Prize evaluation

Evaluation of Shawn Mikula's Whole Mouse Brain Entry

Status note. This evaluation dates from the active years of the Brain Preservation Prize. Since the prize was won by aldehyde-stabilized cryopreservation (Small Mammal, 2016; Large Mammal, 2018), this chemical-preservation evaluation track has not been actively pursued. The page is retained as a record of the competition.

Dr. Shawn Mikula, a neuroscientist then at the Max Planck Institute of Neurobiology, led a Whole Mouse Brain Volume Electron Microscopy Project with the ambitious goal of mapping the entire connectome of a mouse brain. Over several years he researched modifications to the "standard EM" chemical fixation and staining protocol, which traditionally only works for small tissue pieces because the osmium-based stain is prone to precipitation and barrier formation in larger volumes.

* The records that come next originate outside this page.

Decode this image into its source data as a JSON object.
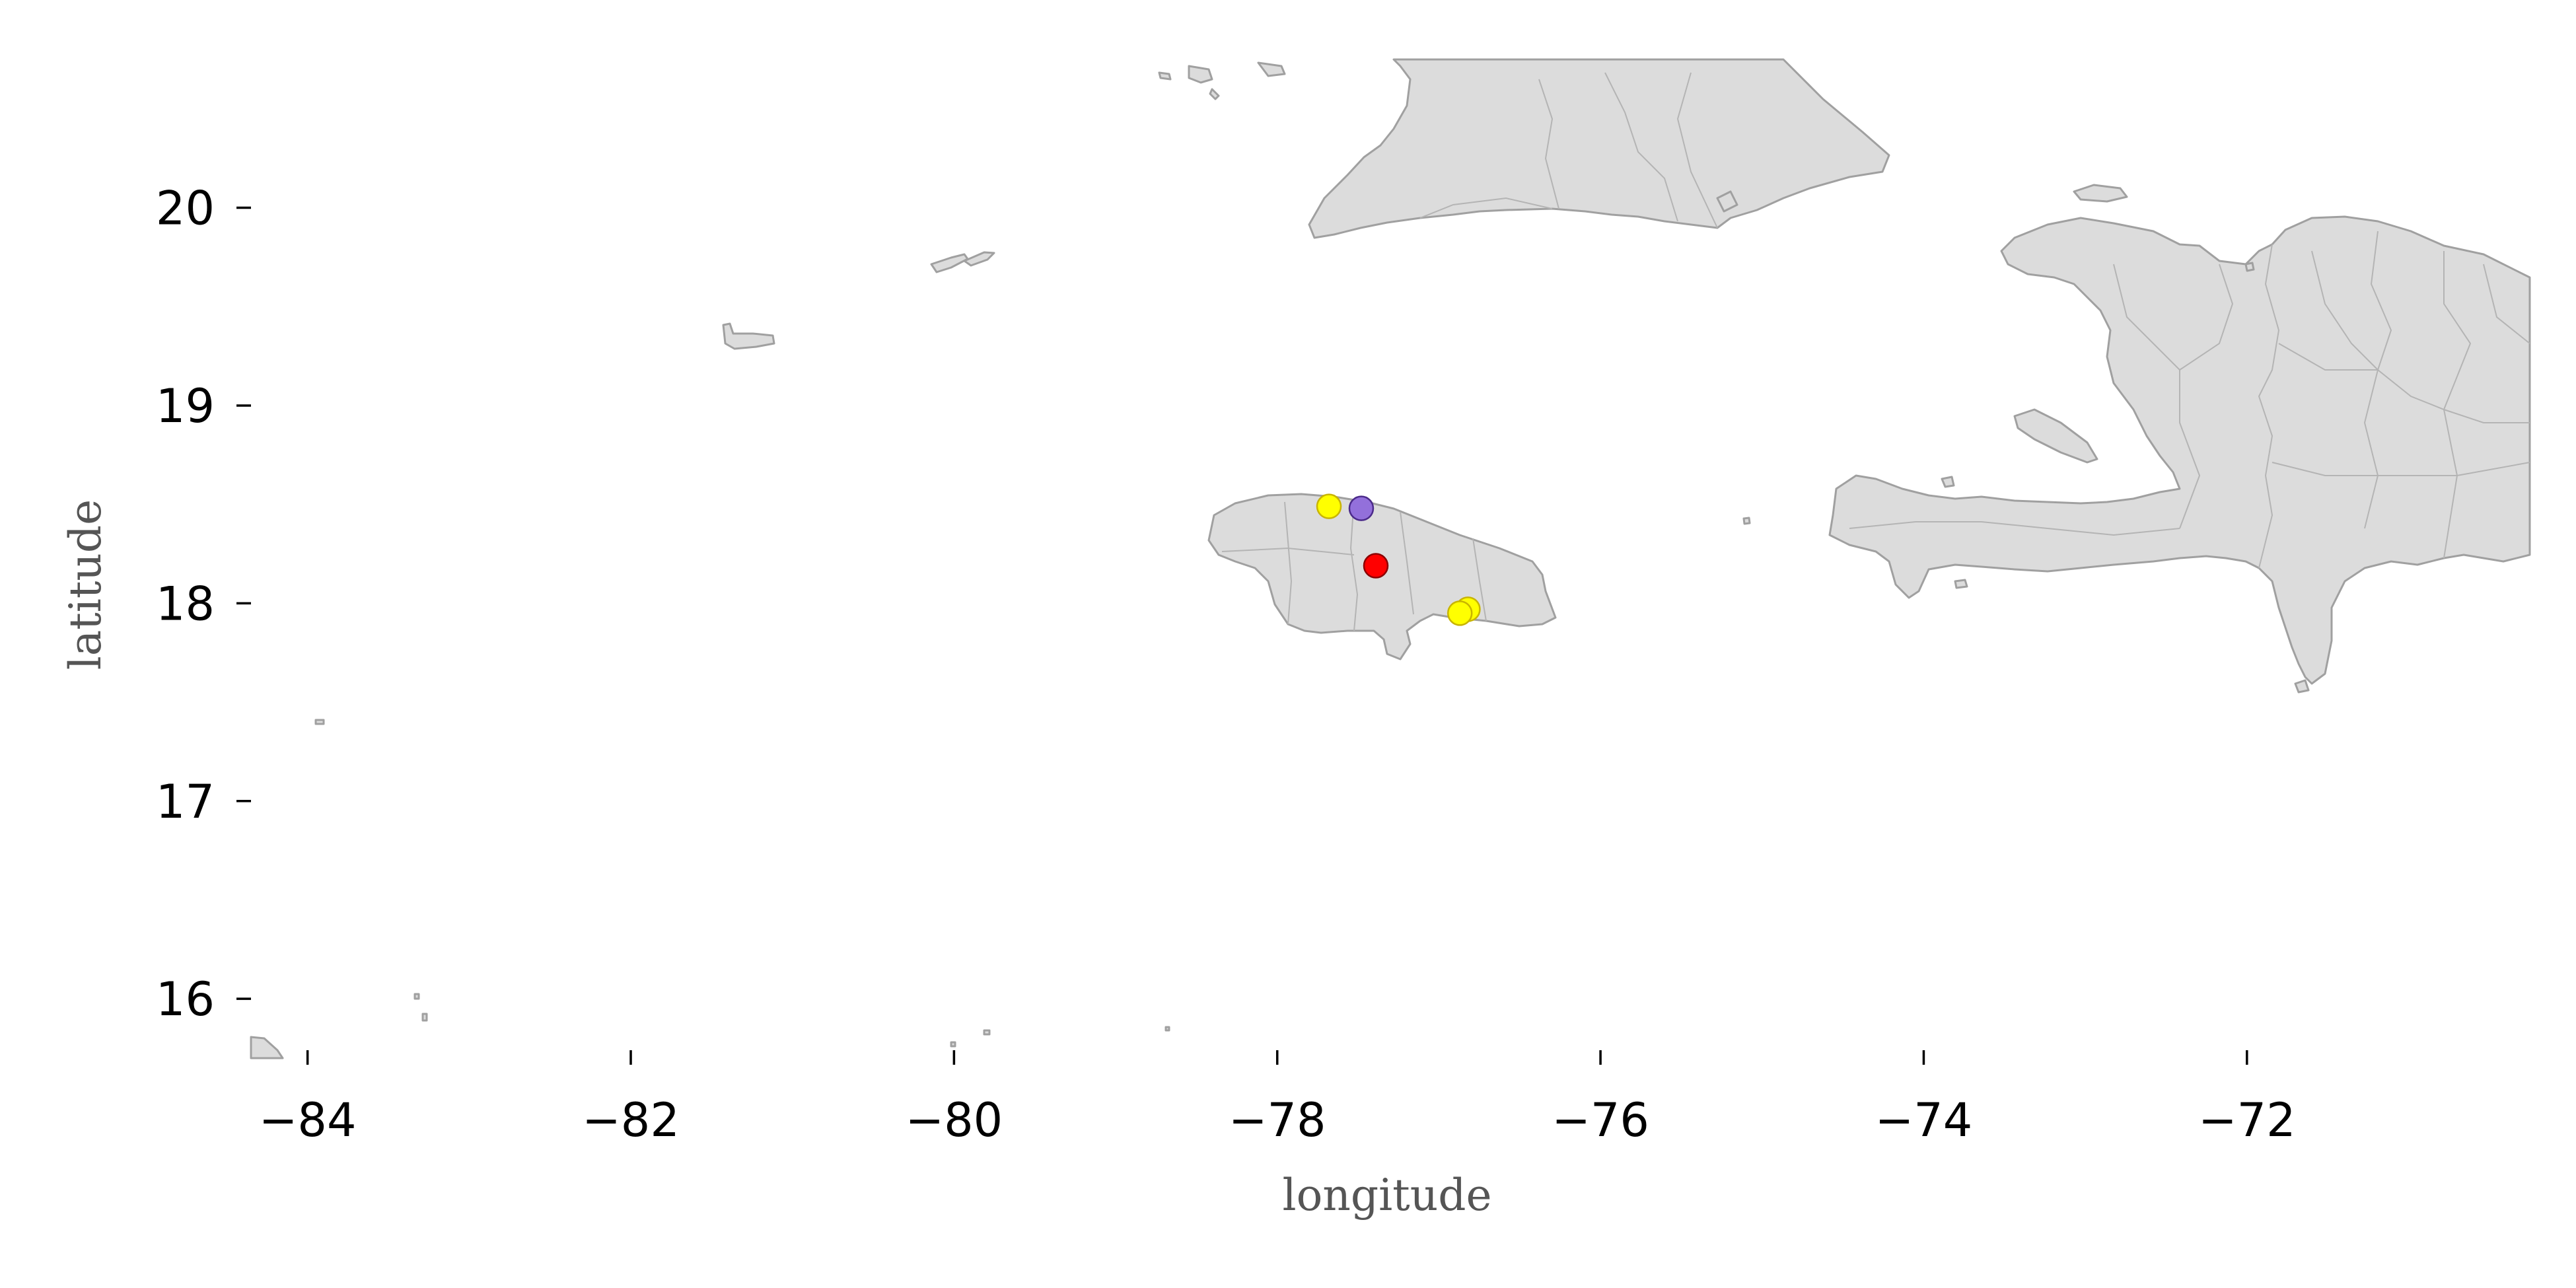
{
  "chart_data": {
    "type": "scatter",
    "xlabel": "longitude",
    "ylabel": "latitude",
    "xlim": [
      -84.35,
      -70.25
    ],
    "ylim": [
      15.7,
      20.75
    ],
    "xticks": [
      -84,
      -82,
      -80,
      -78,
      -76,
      -74,
      -72
    ],
    "yticks": [
      16,
      17,
      18,
      19,
      20
    ],
    "points": [
      {
        "lon": -77.68,
        "lat": 18.49,
        "color": "#ffff00",
        "edge": "#c8b400"
      },
      {
        "lon": -77.48,
        "lat": 18.48,
        "color": "#9370db",
        "edge": "#4b2a8a"
      },
      {
        "lon": -77.39,
        "lat": 18.19,
        "color": "#ff0000",
        "edge": "#8b0000"
      },
      {
        "lon": -76.82,
        "lat": 17.97,
        "color": "#ffff00",
        "edge": "#c8b400"
      },
      {
        "lon": -76.87,
        "lat": 17.95,
        "color": "#ffff00",
        "edge": "#c8b400"
      }
    ]
  },
  "colors": {
    "land_fill": "#dcdcdc",
    "land_edge": "#a0a0a0"
  }
}
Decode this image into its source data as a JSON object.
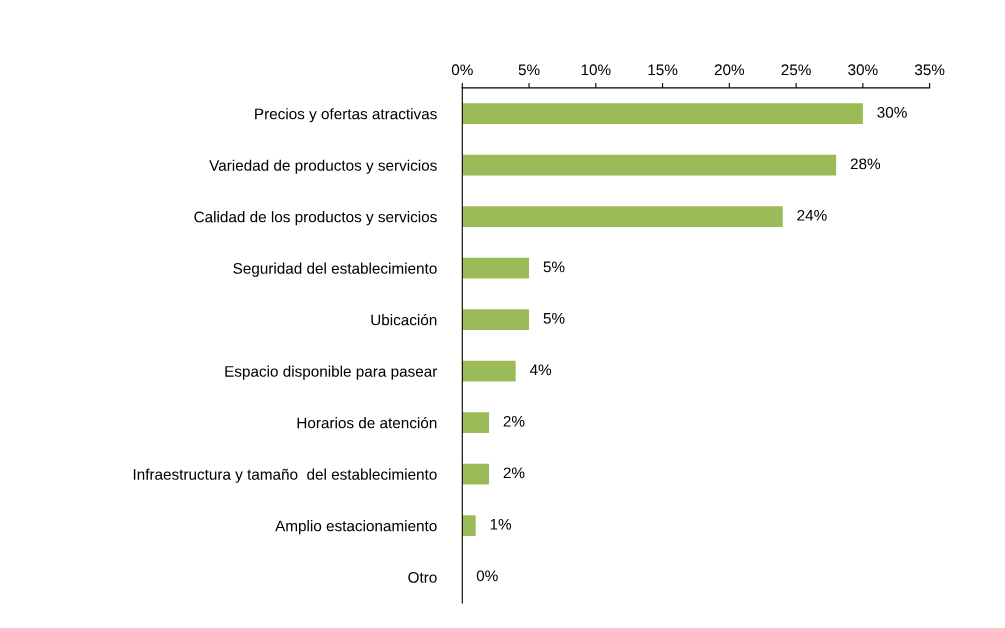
{
  "chart_data": {
    "type": "bar",
    "orientation": "horizontal",
    "categories": [
      "Precios y ofertas atractivas",
      "Variedad de productos y servicios",
      "Calidad de los productos y servicios",
      "Seguridad del establecimiento",
      "Ubicación",
      "Espacio disponible para pasear",
      "Horarios de atención",
      "Infraestructura y tamaño  del establecimiento",
      "Amplio estacionamiento",
      "Otro"
    ],
    "values": [
      30,
      28,
      24,
      5,
      5,
      4,
      2,
      2,
      1,
      0
    ],
    "value_labels": [
      "30%",
      "28%",
      "24%",
      "5%",
      "5%",
      "4%",
      "2%",
      "2%",
      "1%",
      "0%"
    ],
    "color": "#9bbb59",
    "xlim": [
      0,
      35
    ],
    "xticks": [
      {
        "value": 0,
        "label": "0%"
      },
      {
        "value": 5,
        "label": "5%"
      },
      {
        "value": 10,
        "label": "10%"
      },
      {
        "value": 15,
        "label": "15%"
      },
      {
        "value": 20,
        "label": "20%"
      },
      {
        "value": 25,
        "label": "25%"
      },
      {
        "value": 30,
        "label": "30%"
      },
      {
        "value": 35,
        "label": "35%"
      }
    ],
    "grid": false,
    "legend": false
  }
}
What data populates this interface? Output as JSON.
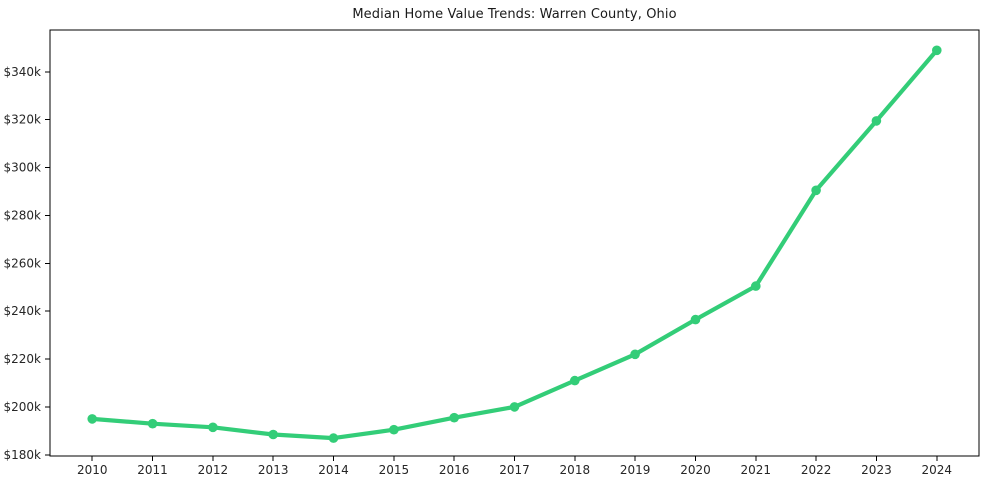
{
  "chart_data": {
    "type": "line",
    "title": "Median Home Value Trends: Warren County, Ohio",
    "x": [
      2010,
      2011,
      2012,
      2013,
      2014,
      2015,
      2016,
      2017,
      2018,
      2019,
      2020,
      2021,
      2022,
      2023,
      2024
    ],
    "xtick_labels": [
      "2010",
      "2011",
      "2012",
      "2013",
      "2014",
      "2015",
      "2016",
      "2017",
      "2018",
      "2019",
      "2020",
      "2021",
      "2022",
      "2023",
      "2024"
    ],
    "values": [
      195000,
      193000,
      191500,
      188500,
      187000,
      190500,
      195500,
      200000,
      211000,
      222000,
      236500,
      250500,
      290500,
      319500,
      349000
    ],
    "ytick_values": [
      180000,
      200000,
      220000,
      240000,
      260000,
      280000,
      300000,
      320000,
      340000
    ],
    "ytick_labels": [
      "$180k",
      "$200k",
      "$220k",
      "$240k",
      "$260k",
      "$280k",
      "$300k",
      "$320k",
      "$340k"
    ],
    "xlabel": "",
    "ylabel": "",
    "xlim": [
      2009.3,
      2024.7
    ],
    "ylim": [
      179500,
      357500
    ],
    "grid": false,
    "legend": "none",
    "line_color": "#33cd78",
    "marker_color": "#33cd78",
    "axis_color": "#000000",
    "text_color": "#262626",
    "background_color": "#ffffff"
  }
}
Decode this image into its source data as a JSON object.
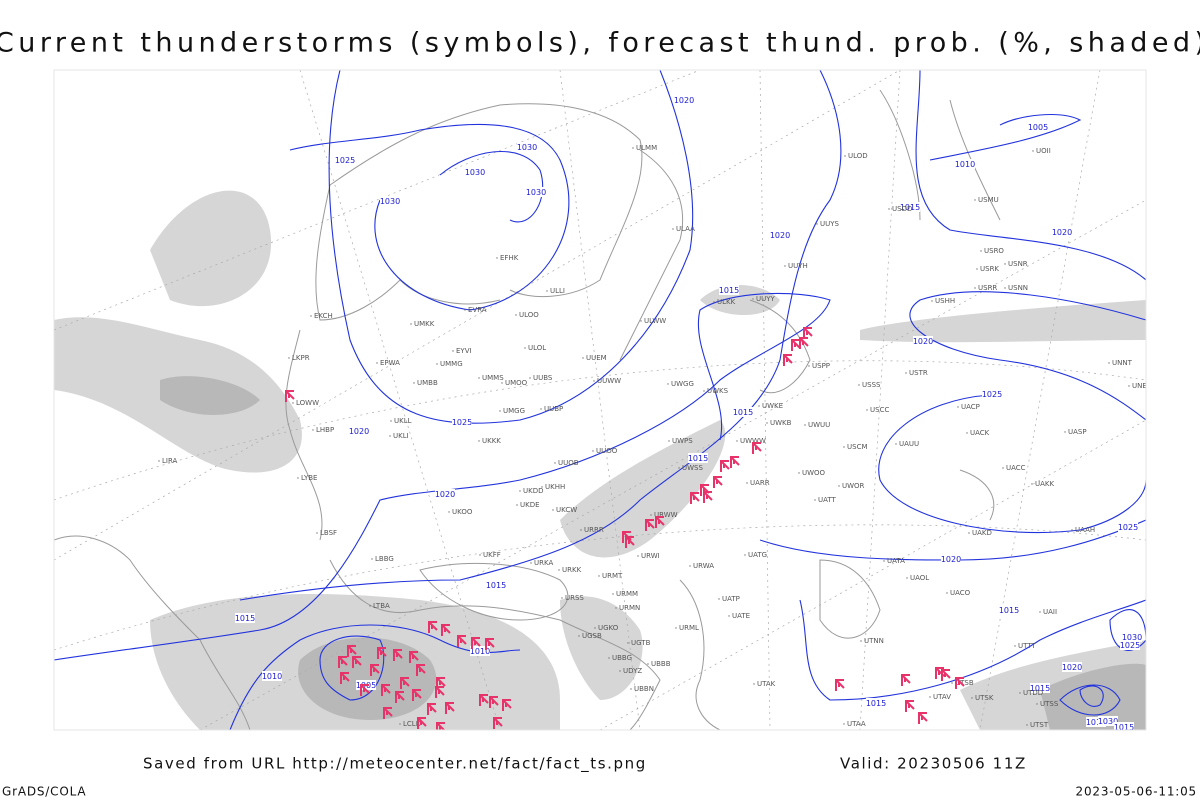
{
  "title": "Current thunderstorms (symbols), forecast thund. prob. (%, shaded)",
  "isobar_labels": [
    1020,
    1025,
    1030,
    1030,
    1030,
    1030,
    1010,
    1005,
    1015,
    1020,
    1020,
    1015,
    1020,
    1025,
    1025,
    1020,
    1015,
    1015,
    1020,
    1015,
    1025,
    1020,
    1015,
    1015,
    1010,
    1010,
    1005,
    1015,
    1020,
    1030,
    1025,
    1015,
    1010,
    1030,
    1015
  ],
  "stations": [
    "ULOD",
    "UOII",
    "ULMM",
    "USMU",
    "USDD",
    "UUYS",
    "ULAA",
    "USRO",
    "UUYH",
    "USRK",
    "USNR",
    "USRR",
    "USNN",
    "EFHK",
    "ULLI",
    "ULKK",
    "UUYY",
    "USHH",
    "EVRA",
    "ULOO",
    "EKCH",
    "UMKK",
    "ULWW",
    "EYVI",
    "ULOL",
    "UUEM",
    "LKPR",
    "EPWA",
    "UMMG",
    "USPP",
    "USTR",
    "UNNT",
    "LOWW",
    "UMBB",
    "UMMS",
    "UMOO",
    "UUBS",
    "UUWW",
    "UWGG",
    "UWKS",
    "USSS",
    "UNBB",
    "UKLL",
    "UMGG",
    "UUBP",
    "UWKE",
    "USCC",
    "UACP",
    "UWKB",
    "UWUU",
    "LHBP",
    "UKLI",
    "UKKK",
    "UACK",
    "UASP",
    "UWPS",
    "UWWW",
    "UUOO",
    "USCM",
    "UAUU",
    "LIRA",
    "UUOB",
    "UWSS",
    "UWOO",
    "UACC",
    "LYBE",
    "UKHH",
    "UKDD",
    "UARR",
    "UWOR",
    "UAKK",
    "UKDE",
    "UATT",
    "UKOO",
    "UKCW",
    "URWW",
    "LBSF",
    "URRR",
    "UAKD",
    "UAAH",
    "UKFF",
    "URWI",
    "UATG",
    "LBBG",
    "URKA",
    "URKK",
    "URWA",
    "UATA",
    "URMT",
    "UAOL",
    "URMM",
    "UACO",
    "URSS",
    "LTBA",
    "URMN",
    "UATP",
    "UAII",
    "UATE",
    "UGKO",
    "UGSB",
    "URML",
    "UTNN",
    "UGTB",
    "UTTT",
    "UBBG",
    "UBBB",
    "UDYZ",
    "UBBN",
    "UTAK",
    "UTSB",
    "UTAV",
    "UTSK",
    "UTDD",
    "UTSS",
    "UTAA",
    "UTST",
    "LCLK"
  ],
  "footer": {
    "source": "Saved from URL http://meteocenter.net/fact/fact_ts.png",
    "valid": "Valid: 20230506 11Z",
    "software": "GrADS/COLA",
    "timestamp": "2023-05-06-11:05"
  }
}
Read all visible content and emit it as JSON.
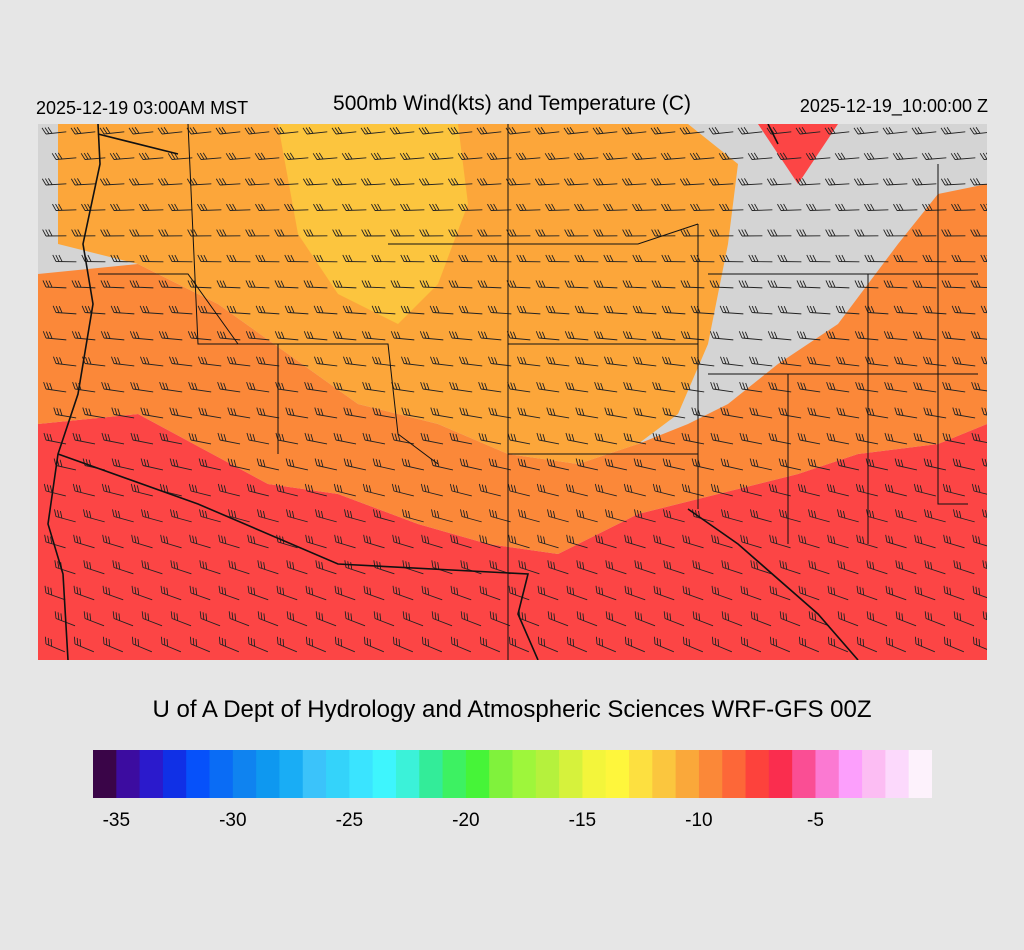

Mikula developed a protocol that overcomes this limitation — the key being the addition of a high concentration of formamide to the osmium tetroxide fixative, eliminating barrier formation and allowing uniform preservation and staining of an entire mouse brain. He published this protocol in Nature Methods (warranting the cover of the June 2015 issue).

BPF evaluation

Mikula was an official competitor from 2012. On two earlier occasions, brains he submitted were rejected after evaluation: the first showed large cortical cracks revealed by X-ray imaging; the second had non-uniform osmium penetration, leaving core regions such as the thalamus insufficiently preserved. In June 2015 we received a new official whole-mouse-brain entry and performed evaluation imaging, including X-ray micro-CT (16-micron voxel resolution) showing relatively uniform staining at that scale, followed by a statistical electron-microscopy survey for ultrastructure damage using diamond-polished coronal sections correlated back to the X-ray volume.